The little house on Chestnut Street is unremarkable to most. A brick and mortar structure, she has withstood nearly 90 years of tenants who outgrew her and moved on. Only the keenest eye might look beyond the slate roof and plaster walls to notice what I would notice — a subtle smudge on the wood floor. Lying just below the staircase landing it remains: a toe print from my time living there.

A toe print, like a fingerprint, is created by a series of friction ridges swirling and dancing upon the skin, creating a unique self-portrait, often accidentally imprinting itself onto the surface of our experiences.

If future tenants stumbled upon my toe print, I wonder if they would piece together that it was a thoughtless accident — leaving of the car keys on the steps — that forced me to hastily tip toe back across the floors we had just refinished only hours after closing on our first home. I stole lightly across the sticky floor, a salty curse word matching each step, willing myself not to mark the fresh polyurethane. But then, just a momentary pause as I picked up the keys caused my big toe to sink and slide, leaving that inch of hesitation cemented to the dining room floor.

Many years ago, as we searched for our first home, my husband and I were an untested young couple, rich in dreams but poor in experience. Yet, when we first walked into the house on Chestnut Street, we knew enough to realize that it was not a practical choice. The galley kitchen and lone bathroom were much too tiny. The yard bordered a parking lot. Still, I felt the house woo me. It spoke to me in the tiniest of prickles. It said: There is love here. There has been happiness here. Make it your own. 

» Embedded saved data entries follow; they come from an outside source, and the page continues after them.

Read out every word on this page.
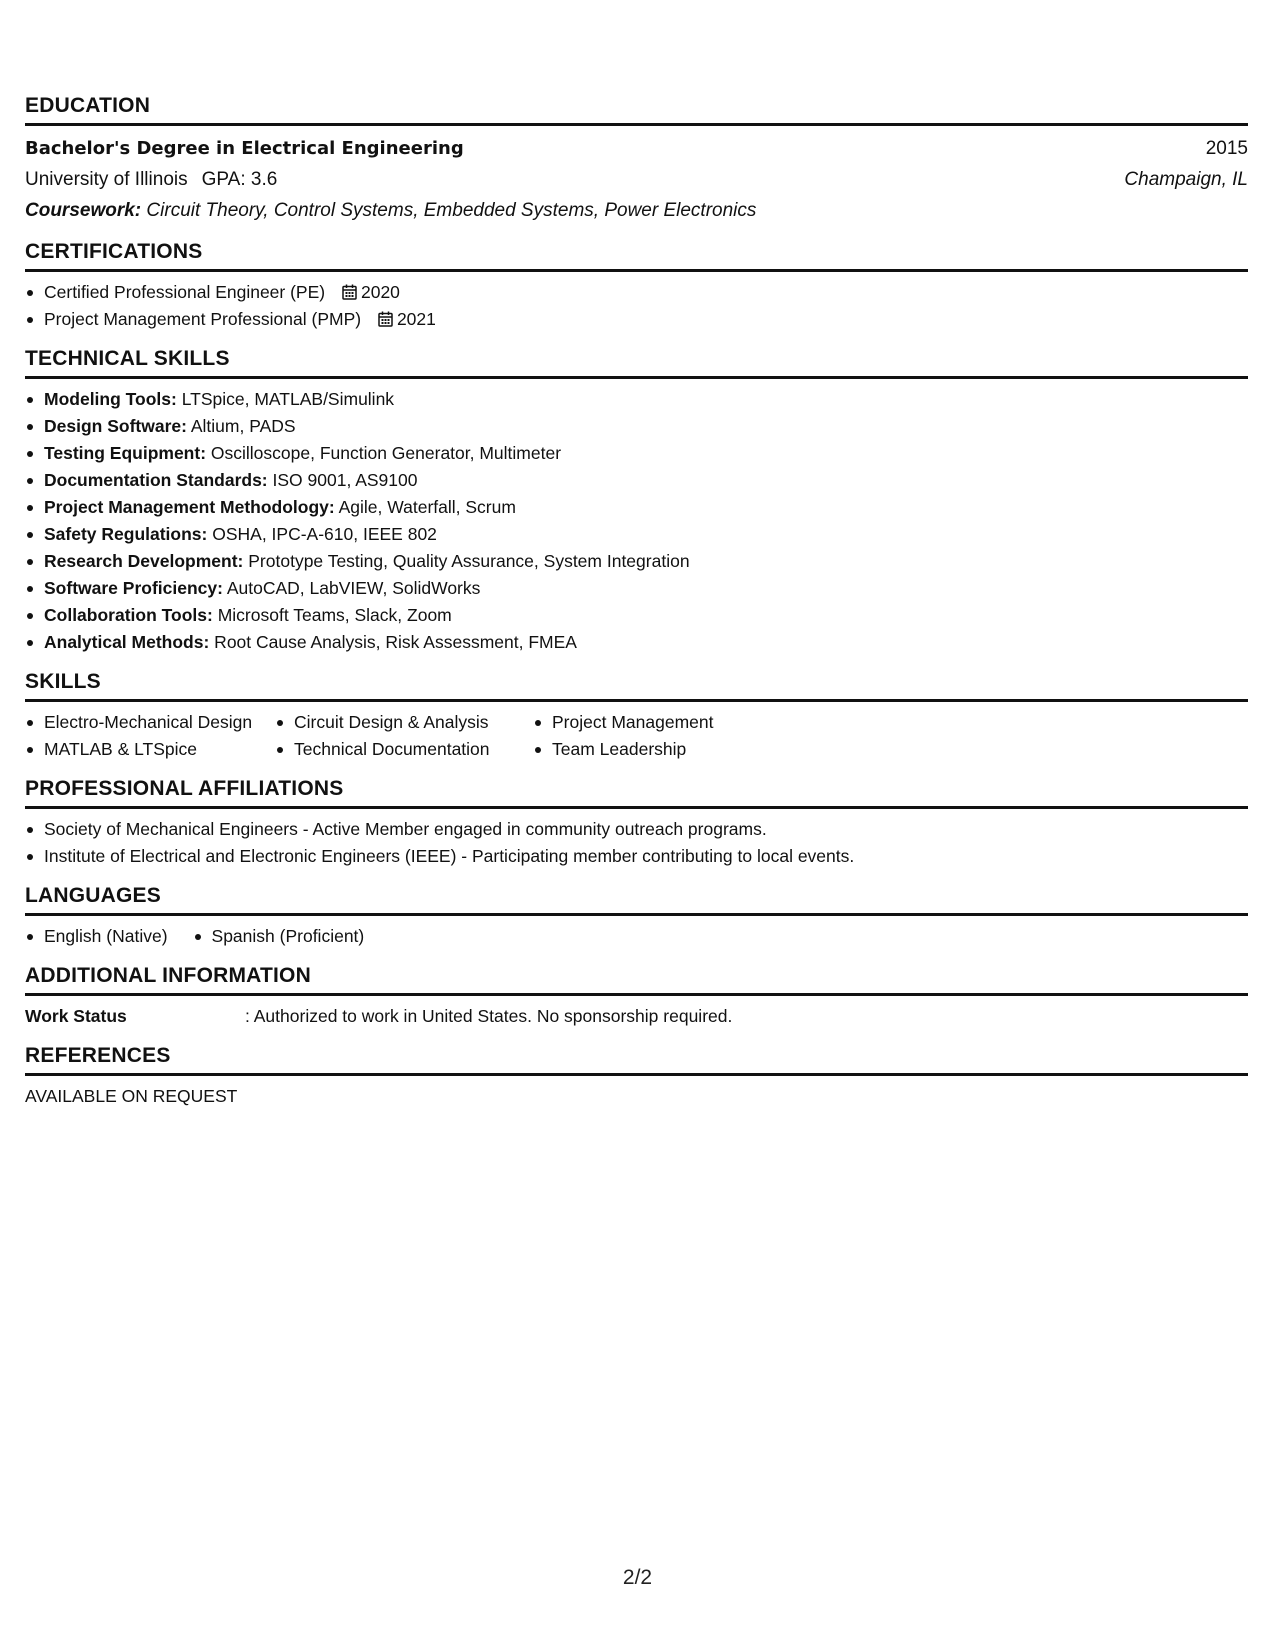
EDUCATION
Bachelor's Degree in Electrical Engineering	2015
University of Illinois GPA: 3.6	Champaign, IL
Coursework: Circuit Theory, Control Systems, Embedded Systems, Power Electronics
CERTIFICATIONS
Certified Professional Engineer (PE) 2020
Project Management Professional (PMP) 2021
TECHNICAL SKILLS
Modeling Tools: LTSpice, MATLAB/Simulink
Design Software: Altium, PADS
Testing Equipment: Oscilloscope, Function Generator, Multimeter
Documentation Standards: ISO 9001, AS9100
Project Management Methodology: Agile, Waterfall, Scrum
Safety Regulations: OSHA, IPC-A-610, IEEE 802
Research Development: Prototype Testing, Quality Assurance, System Integration
Software Proficiency: AutoCAD, LabVIEW, SolidWorks
Collaboration Tools: Microsoft Teams, Slack, Zoom
Analytical Methods: Root Cause Analysis, Risk Assessment, FMEA
SKILLS
Electro-Mechanical Design	Circuit Design & Analysis	Project Management
MATLAB & LTSpice	Technical Documentation	Team Leadership
PROFESSIONAL AFFILIATIONS
Society of Mechanical Engineers - Active Member engaged in community outreach programs.
Institute of Electrical and Electronic Engineers (IEEE) - Participating member contributing to local events.
LANGUAGES
English (Native)	Spanish (Proficient)
ADDITIONAL INFORMATION
Work Status	: Authorized to work in United States. No sponsorship required.
REFERENCES
AVAILABLE ON REQUEST
2/2
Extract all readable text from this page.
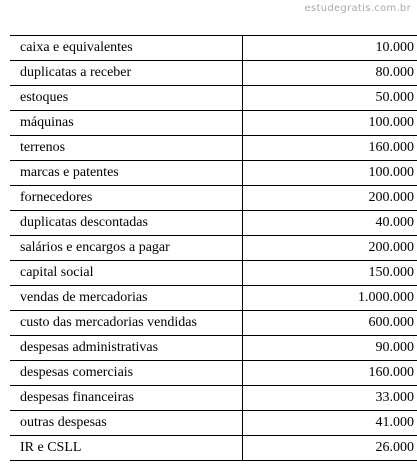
estudegratis.com.br
caixa e equivalentes	10.000
duplicatas a receber	80.000
estoques	50.000
máquinas	100.000
terrenos	160.000
marcas e patentes	100.000
fornecedores	200.000
duplicatas descontadas	40.000
salários e encargos a pagar	200.000
capital social	150.000
vendas de mercadorias	1.000.000
custo das mercadorias vendidas	600.000
despesas administrativas	90.000
despesas comerciais	160.000
despesas financeiras	33.000
outras despesas	41.000
IR e CSLL	26.000
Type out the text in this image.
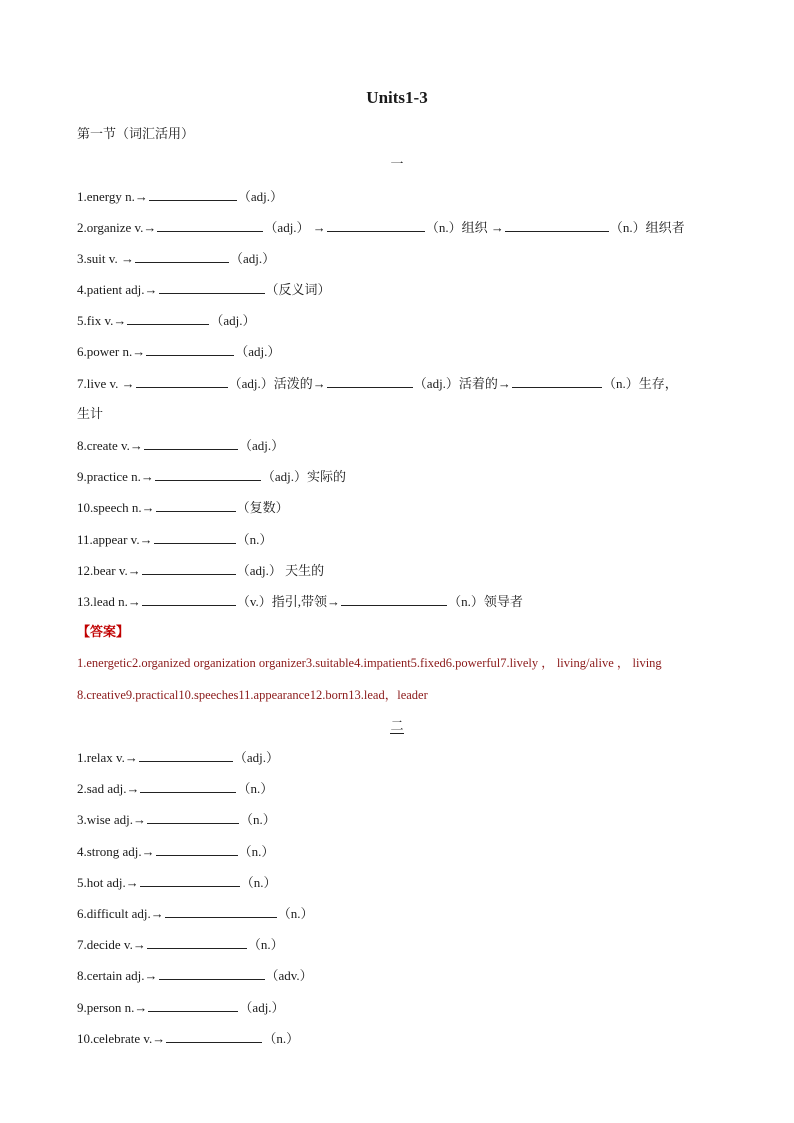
Units1-3
第一节（词汇活用）
一
1.energy n.→	（adj.）
2.organize v.→	（adj.） →	（n.）组织 →	（n.）组织者
3.suit v. →	（adj.）
4.patient adj.→	（反义词）
5.fix v.→	（adj.）
6.power n.→	（adj.）
7.live v. →	（adj.）活泼的→	（adj.）活着的→	（n.）生存，
生计
8.create v.→	（adj.）
9.practice n.→	（adj.）实际的
10.speech n.→	（复数）
11.appear v.→	（n.）
12.bear v.→	（adj.） 天生的
13.lead n.→	（v.）指引,带领→	（n.）领导者
【答案】
1.energetic2.organized organization organizer3.suitable4.impatient5.fixed6.powerful7.lively ， living/alive ， living
8.creative9.practical10.speeches11.appearance12.born13.lead，leader
二
1.relax v.→	（adj.）
2.sad adj.→	（n.）
3.wise adj.→	（n.）
4.strong adj.→	（n.）
5.hot adj.→	（n.）
6.difficult adj.→	（n.）
7.decide v.→	（n.）
8.certain adj.→	（adv.）
9.person n.→	（adj.）
10.celebrate v.→	（n.）
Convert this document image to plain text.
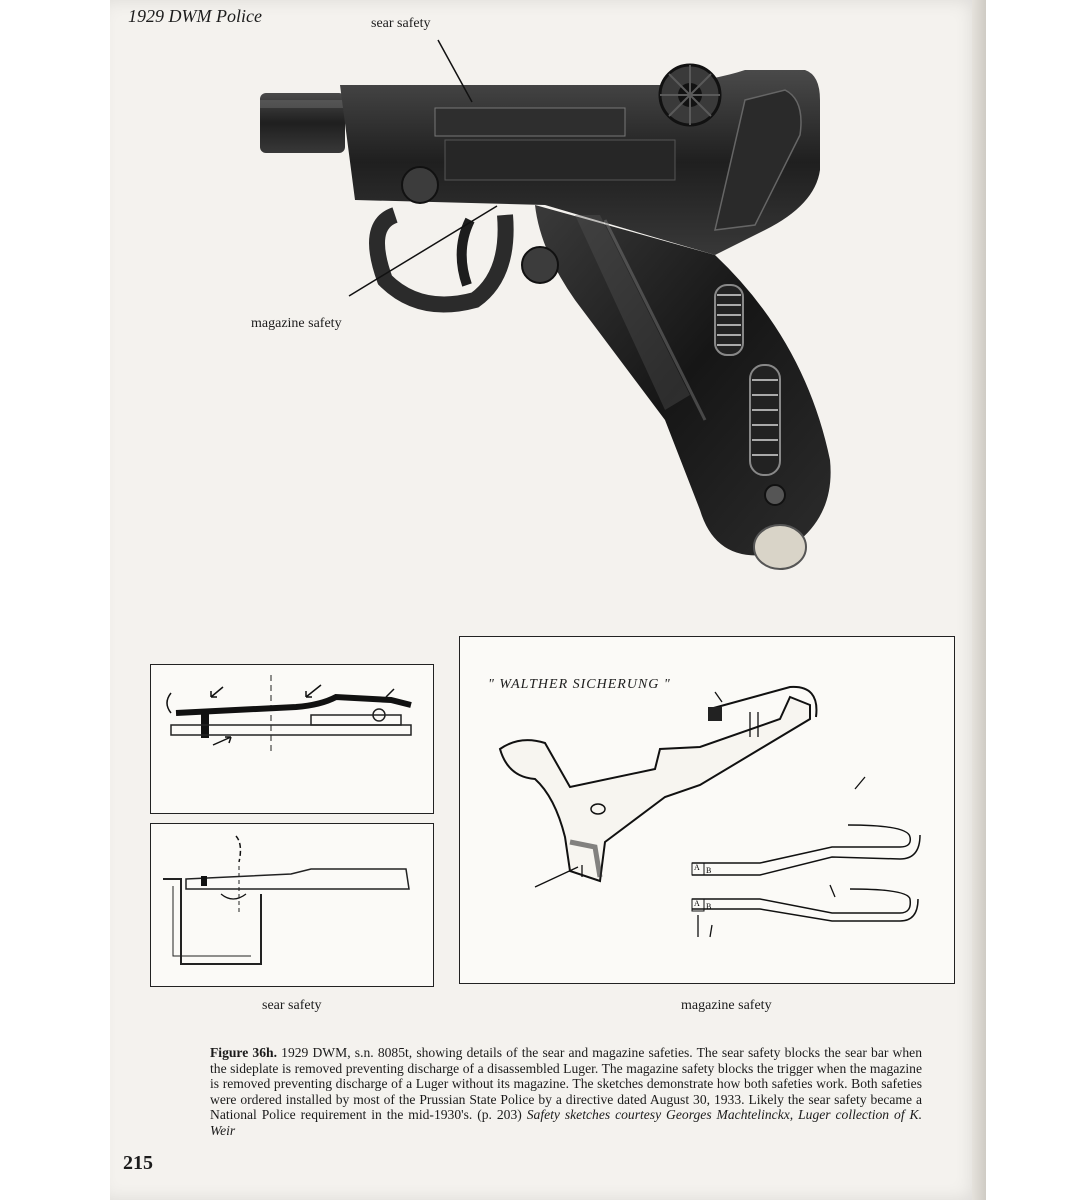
1929 DWM Police	sear safety
magazine safety
" WALTHER SICHERUNG "
A B
A B
sear safety	magazine safety
Figure 36h. 1929 DWM, s.n. 8085t, showing details of the sear and magazine safeties. The sear safety blocks the sear bar when the sideplate is removed preventing discharge of a disassembled Luger. The magazine safety blocks the trigger when the magazine is removed preventing discharge of a Luger without its magazine. The sketches demonstrate how both safeties work. Both safeties were ordered installed by most of the Prussian State Police by a directive dated August 30, 1933. Likely the sear safety became a National Police requirement in the mid-1930's. (p. 203) Safety sketches courtesy Georges Machtelinckx, Luger collection of K. Weir
215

I recently met with former neighbors who still live across the street from that house. It’s up for sale again, and they began to share in sad, sideways whispers the rumors they’d heard of divorce, drugs, cheating, and abuse.

I imagine that the current owners will look back on the Chestnut house with grief and regret. Is it strange that this makes me sad? Perhaps it’s odd that I had childishly expected plaster and beams, nails and slate, to have absorbed our joy and love into a Tudor-style time capsule.

Before we purchased that home, we toured another larger, more practical house that felt inexplicably cold and uncomfortable. When I mentioned this to my realtor, she noted that the sellers were in the midst of a nasty divorce. Their hate hung heavy in the air, their fighting and tears languishing in the molecules of the stylish living room.

Is that why the Chestnut house is not selling? Has their sorrow eclipsed the love?

And yet, we had sadness there also. We endured losses and deaths, but our love and joy dominated. Love took those wrenching experiences and twisted them into something lovely. We bonded through pain, growing stronger together. Our life there was often like the balloon artist who says, “It’s not just a balloon — it’s a sword, a poodle, a crown! What do you want it to be?

We take up space for a brief period of time, our lives a simple movement through particles, a repositioning of atoms. When we are gone, do those repositioned atoms remain? Does our life debris float there for eternity, or does the next person move through our space until it is simply a mass of molecules shuffled like a deck of cards, ready for a fresh game?

I sometimes wonder if my toe print actually remains there or if the current owners decided to refinish the floors. And, if they did, what will they leave behind?